Saunders noted that it would have been impossible for Yukos officials to launder the amount of money they are accused of illegally channeling without catching someone's attention. In 2002, he pointed out, the company's total revenues, according to PriceWaterhouseCoopers, was $20 billion, he said.

The trial is to be held in Chita, which lies 5,000 kilometers east of Moscow near the Chinese border, Saunders added. The remote location makes it harder for lawyers to meet with Khodorkovsky and Lebedev and for reporters to cover the event, he said.

Chita regional officials deployed police and special forces to city streets in advance of the hearing, which was inexplicably delayed by several hours from its scheduled start at 2 p.m., Moscow time.

State television showed troops in riot gear and carrying submachine guns as the armed four-car convoy carrying Khodorkovsky and Lebedev arrived at the regional prosecutor's office.

Lebedev, who was serving his sentence at a prison in the Yamal-Nenets autonomous district, was transferred to a detention center in Chita in December as prosecutors prepared for the new case. Khodorkovsky was transferred from a labor camp in the region to the capital city at the same time.

"It was as though the city had prepared for a riot -- police in masks and guns were lining all the roads," Shmidt said. "The leadership has gone crazy. It's hard to believe what a circus they've built up."

Lawyers for Khodorkovsky and Lebedev reiterated their belief that the whole case was politically motivated. The initial 2003 arrests came months before Duma elections in December, for which Khodorkovsky had provided significant opposition funding. The arrests also came amid rumors that the former oil chief, once Russia's richest man, was on the verge of selling a major stake in Yukos to a U.S. oil company.

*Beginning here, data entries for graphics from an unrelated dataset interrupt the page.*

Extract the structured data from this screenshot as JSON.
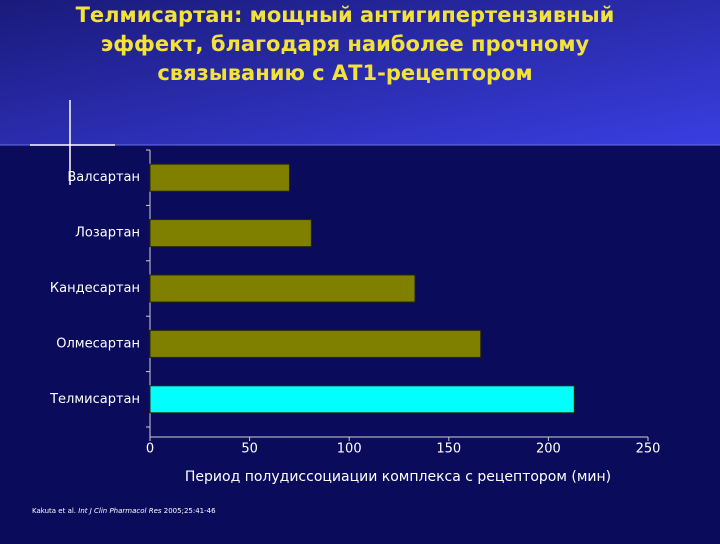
{
  "chart_data": {
    "type": "hbar",
    "title": [
      "Телмисартан: мощный антигипертензивный",
      "эффект, благодаря наиболее прочному",
      "связыванию с АТ1-рецептором"
    ],
    "categories": [
      "Валсартан",
      "Лозартан",
      "Кандесартан",
      "Олмесартан",
      "Телмисартан"
    ],
    "values": [
      70,
      81,
      133,
      166,
      213
    ],
    "colors": [
      "#808000",
      "#808000",
      "#808000",
      "#808000",
      "#00ffff"
    ],
    "xlim": [
      0,
      250
    ],
    "xticks": [
      0,
      50,
      100,
      150,
      200,
      250
    ],
    "xlabel": "Период полудиссоциации комплекса с рецептором (мин)",
    "citation": {
      "authors": "Kakuta et al.",
      "journal": "Int J Clin Pharmacol Res",
      "details": "2005;25:41-46"
    }
  }
}
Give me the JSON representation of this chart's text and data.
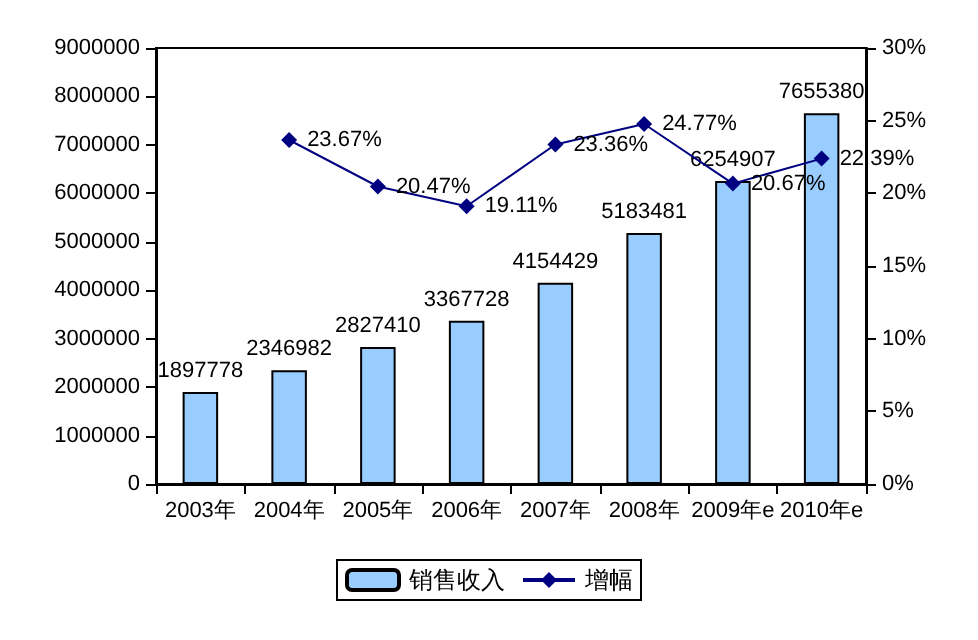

President Vladimir Putin has since reasserted state control over the country's oil and gas sector, and many Yukos assets have gone to state-run companies. A further 183 assets belonging to the company, declared bankrupt in August 2006, are due to be auctioned off this year.

The sale of Yukos assets played a role in Monday's charges, said Robert Amsterdam, another lawyer representing Khodorkovsky and Lebedev. The new charges, Amsterdam said, are "an attempt to legitimize the seizure of assets through the artifice of money laundering to ensure no possible funding of political parties or opposition through the electoral process."

The state is also seeking to seize Yukos assets abroad, said John Pappaladro, another member of the legal team. Prosecutors have issued and been denied requests for documents from Switzerland, the Netherlands and Lichtenstein. Pappaladro says prosecutors contend that the documents detail Khodorkovsky and Lebedev's embezzlement and laundering.

Cyprus, Lithuania and Poland have handed over some documents, he said.

The legal team sounded a pessimistic note, saying it was inevitable that Khodorkovsky and Lebedev would be convicted on the new charges.

GML chief Osborne was similarly bleak. "The court will bend over backward to assist the prosecution. The defense won't be given full freedom and the verdict will be a foregone conclusion."

Yelena Liptser, a lawyer for Lebedev, said that despite the new charges she would fly to Chita on Tuesday to attend a preliminary parole hearing Thursday.